Ciara Kenny

The Irish Times forum by and for Irish citizens living overseas,

Home and happy

I’ve just moved back to Ireland after two years in Australia, and found a country resilient and hopeful about the future, writes Ashley O’Toole.

Mon, Jul 16, 2012, 08:59


I’ve just moved back to Ireland after two years in Australia, and found a country resilient and hopeful about the future, writes Ashley O’Toole.

Ashley in Sydney

I’ve just moved back home to Dublin after two and a half years in Australia. In the last of the three Australian cities I lived and worked in, Canberra, myself and my colleague Bernice from Killarney, Co Kerry read the Generation Emigration articles religiously over our first cups of tea of the day. We regularly teared up relating to the numerous accounts of the highs and lows of emigration and although we both knew how lucky we were to experience living in a country like Australia, neither of us could shake the homesickness. Like so many others. After two and a half years, I decided my time was done and booked the one way flight. And prepared myself for a reality slap.

The way people in Australia spoke to me about Ireland, it was as if they expected me to be putting crusts of bread in envelopes and posting them back to “the ones left at home”. Like Ireland is this desolate land full of tumbleweeds and old men hobbling around on sticks with tattered overcoats and a rope tied around their waist to hold up their slacks.

I was wiping a bar counter in Melbourne when I heard about the IMF bailout. The country had reached rock bottom. It was embarrassing pulling pints for customers as they jibed me about the latest news. And even more embarrassing for the Irish expats at the bar to chime in and arrogantly declare how they’re never going back to “that sh*thole”.

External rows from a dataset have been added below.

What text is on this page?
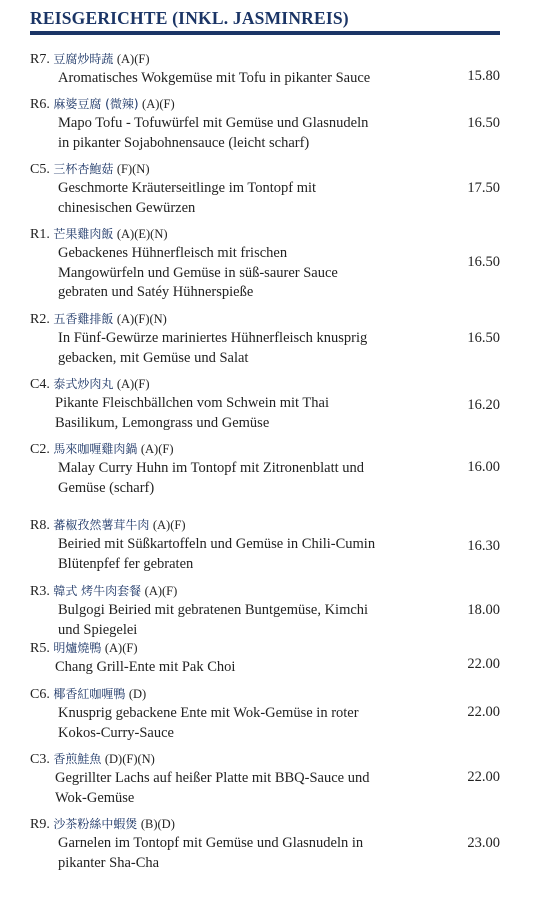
REISGERICHTE (INKL. JASMINREIS)
R7. 豆腐炒時蔬 (A)(F)
Aromatisches Wokgemüse mit Tofu in pikanter Sauce	15.80
R6. 麻婆豆腐 (微辣) (A)(F)
Mapo Tofu - Tofuwürfel mit Gemüse und Glasnudeln
in pikanter Sojabohnensauce (leicht scharf)
16.50
C5. 三杯杏鮑菇 (F)(N)
Geschmorte Kräuterseitlinge im Tontopf mit
chinesischen Gewürzen
17.50
R1. 芒果雞肉飯 (A)(E)(N)
Gebackenes Hühnerfleisch mit frischen
Mangowürfeln und Gemüse in süß-saurer Sauce
gebraten und Satéy Hühnerspieße
16.50
R2. 五香雞排飯 (A)(F)(N)
In Fünf-Gewürze mariniertes Hühnerfleisch knusprig
gebacken, mit Gemüse und Salat
16.50
C4. 泰式炒肉丸 (A)(F)
Pikante Fleischbällchen vom Schwein mit Thai
Basilikum, Lemongrass und Gemüse
16.20
C2. 馬來咖喱雞肉鍋 (A)(F)
Malay Curry Huhn im Tontopf mit Zitronenblatt und
Gemüse (scharf)
16.00
R8. 蕃椒孜然薯茸牛肉 (A)(F)
Beiried mit Süßkartoffeln und Gemüse in Chili-Cumin
Blütenpfef fer gebraten
16.30
R3. 韓式 烤牛肉套餐 (A)(F)
Bulgogi Beiried mit gebratenen Buntgemüse, Kimchi
und Spiegelei
18.00
R5. 明爐燒鴨 (A)(F)
Chang Grill-Ente mit Pak Choi	22.00
C6. 椰香紅咖喱鴨 (D)
Knusprig gebackene Ente mit Wok-Gemüse in roter
Kokos-Curry-Sauce
22.00
C3. 香煎鮭魚 (D)(F)(N)
Gegrillter Lachs auf heißer Platte mit BBQ-Sauce und
Wok-Gemüse
22.00
R9. 沙茶粉絲中蝦煲 (B)(D)
Garnelen im Tontopf mit Gemüse und Glasnudeln in
pikanter Sha-Cha
23.00
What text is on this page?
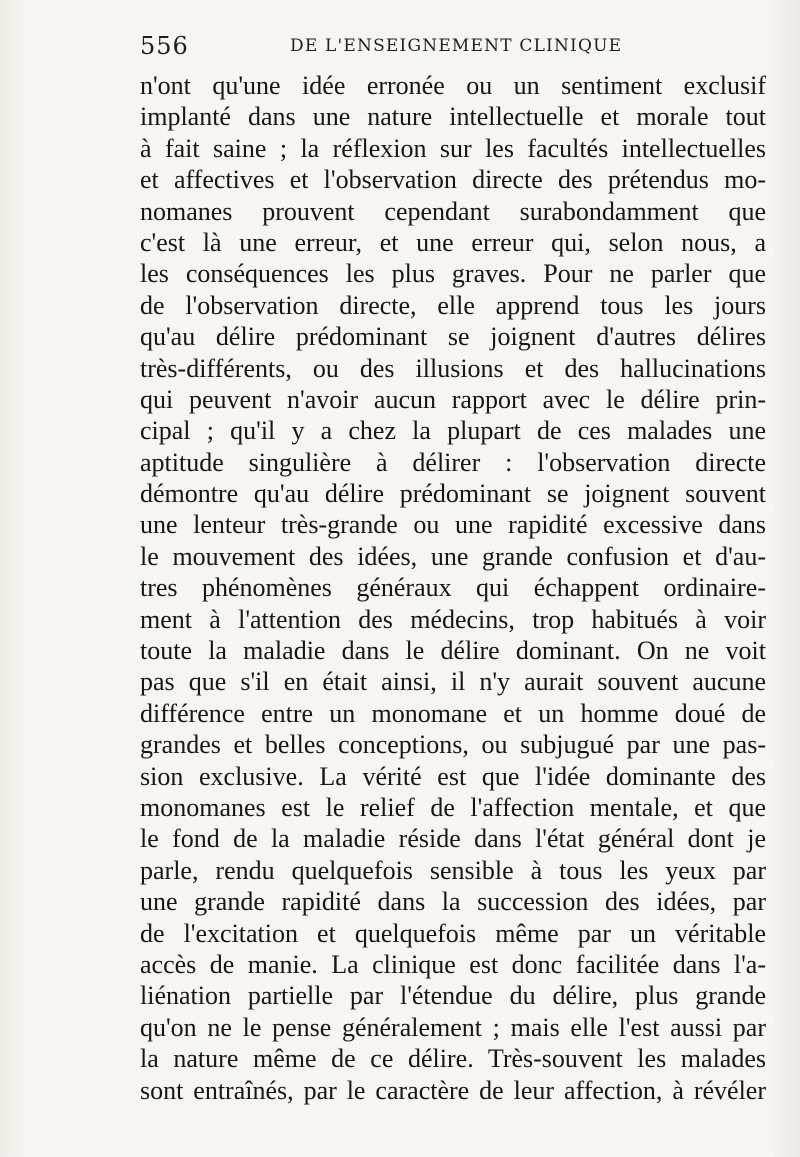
556	DE L'ENSEIGNEMENT CLINIQUE
n'ont qu'une idée erronée ou un sentiment exclusif
implanté dans une nature intellectuelle et morale tout
à fait saine ; la réflexion sur les facultés intellectuelles
et affectives et l'observation directe des prétendus mo-
nomanes prouvent cependant surabondamment que
c'est là une erreur, et une erreur qui, selon nous, a
les conséquences les plus graves. Pour ne parler que
de l'observation directe, elle apprend tous les jours
qu'au délire prédominant se joignent d'autres délires
très-différents, ou des illusions et des hallucinations
qui peuvent n'avoir aucun rapport avec le délire prin-
cipal ; qu'il y a chez la plupart de ces malades une
aptitude singulière à délirer : l'observation directe
démontre qu'au délire prédominant se joignent souvent
une lenteur très-grande ou une rapidité excessive dans
le mouvement des idées, une grande confusion et d'au-
tres phénomènes généraux qui échappent ordinaire-
ment à l'attention des médecins, trop habitués à voir
toute la maladie dans le délire dominant. On ne voit
pas que s'il en était ainsi, il n'y aurait souvent aucune
différence entre un monomane et un homme doué de
grandes et belles conceptions, ou subjugué par une pas-
sion exclusive. La vérité est que l'idée dominante des
monomanes est le relief de l'affection mentale, et que
le fond de la maladie réside dans l'état général dont je
parle, rendu quelquefois sensible à tous les yeux par
une grande rapidité dans la succession des idées, par
de l'excitation et quelquefois même par un véritable
accès de manie. La clinique est donc facilitée dans l'a-
liénation partielle par l'étendue du délire, plus grande
qu'on ne le pense généralement ; mais elle l'est aussi par
la nature même de ce délire. Très-souvent les malades
sont entraînés, par le caractère de leur affection, à révéler
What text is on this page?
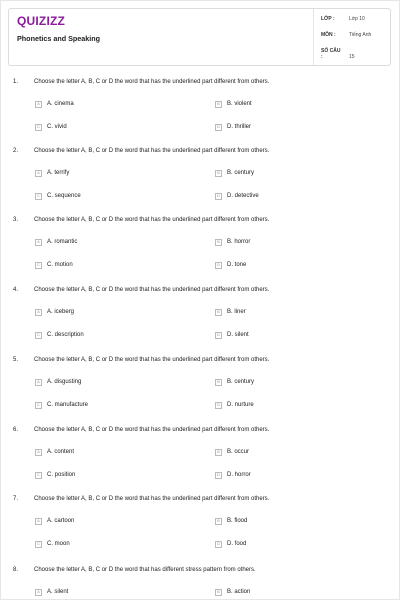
QUIZIZZ
Phonetics and Speaking
LỚP :	Lớp 10
MÔN :	Tiếng Anh
SỐ CÂU :	15
1.	Choose the letter A, B, C or D the word that has the underlined part different from others.
A	A. cinema	B	B. violent
C	C. vivid	D	D. thriller
2.	Choose the letter A, B, C or D the word that has the underlined part different from others.
A	A. terrify	B	B. century
C	C. sequence	D	D. detective
3.	Choose the letter A, B, C or D the word that has the underlined part different from others.
A	A. romantic	B	B. horror
C	C. motion	D	D. tone
4.	Choose the letter A, B, C or D the word that has the underlined part different from others.
A	A. iceberg	B	B. liner
C	C. description	D	D. silent
5.	Choose the letter A, B, C or D the word that has the underlined part different from others.
A	A. disgusting	B	B. century
C	C. manufacture	D	D. nurture
6.	Choose the letter A, B, C or D the word that has the underlined part different from others.
A	A. content	B	B. occur
C	C. position	D	D. horror
7.	Choose the letter A, B, C or D the word that has the underlined part different from others.
A	A. cartoon	B	B. flood
C	C. moon	D	D. food
8.	Choose the letter A, B, C or D the word that has different stress pattern from others.
A	A. silent	B	B. action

I didn’t echo their sentiments. I wasn’t going to shake my fist, curse the government and write the country off like someone in Croke Park who leaves before the end of the match because their team is losing. I remembered that before the recession and before the Celtic Tiger, there was always hardship. But we were still Ireland. We didn’t let hard times steal our identity. Ironically, it seems it was the Celtic Tiger that almost achieved that.


I also remembered that whenever I opened my mouth in Australia, people beamed at me and asked me where in Ireland I was from and how they’ve always wanted to go to Ireland. And what I really couldn’t forget was how sorely I missed “Irishness”. The banter, the self-deprecation, the brutal honesty, the stubbornness, the warm familiarity, the clannish-ness,the compassion, the love of everything “old school” and just the general attitude of “Ah….be grand like”. And of course I missed my family and friends. The bread and butter of happiness.

When I told my colleagues and friends in Canberra that I was leaving the job and the country to move back home, some of them asked me if I was insane moving back to a country in recession. “Recession or not,” I replied, “it’s still my home.” And I’m so happy to say, I was right. I was to discover that the mood was not dull and despairing as I thought it would have been. People are still out in restaurants and bars and wearing new clothes and going on holidays. And people are still in good form. Not even “ah I’m tippin along, we’ll muddle through” form. People are genuinely motivated and hopeful about the future. And the “Irishness” that I so missed and craved is alive and well. With an extra layer of identity reinforced by the hardship of the last few years.

Of course, the recession is still there lurking underneath the surface in the form of rejected mortgage applications and the rate of unemployment. There’s no denying the country is going through tough times. But the country has been through much worse than this. And at the end of the day, we were never a country which was defined by the state of our economy. Just look at our history- which is a long one, thanks to our endemic trait of resilience. If there is one thing that Ireland is good at, it’s being the underdog. And even though the country might be struggling to get back on its feet, it’s still mine. It’s still ours.

So to all the Irish spread across the world who read the Generation Emigration articles every morning and worry about the state of their home, I won’t lie to you. The recession is still here, like a guest who has worn out its welcome. But the country is getting there, and the best part of it, the national personality, is still going strong. It’s still gettin mass on a Sunday. It’s still force feeding you Barrys Tea and Superquinn sausages. It’s holding up signs with quotes from ‘The Snapper’ and ‘Father Ted’ at Euro 2012 and with a bit of luck it’ll dance that unwanted guest out of our country in the years to come with a wink and a smile.

Ireland. Regardless of economic circumstances. You were always there, and you will always be. As will we.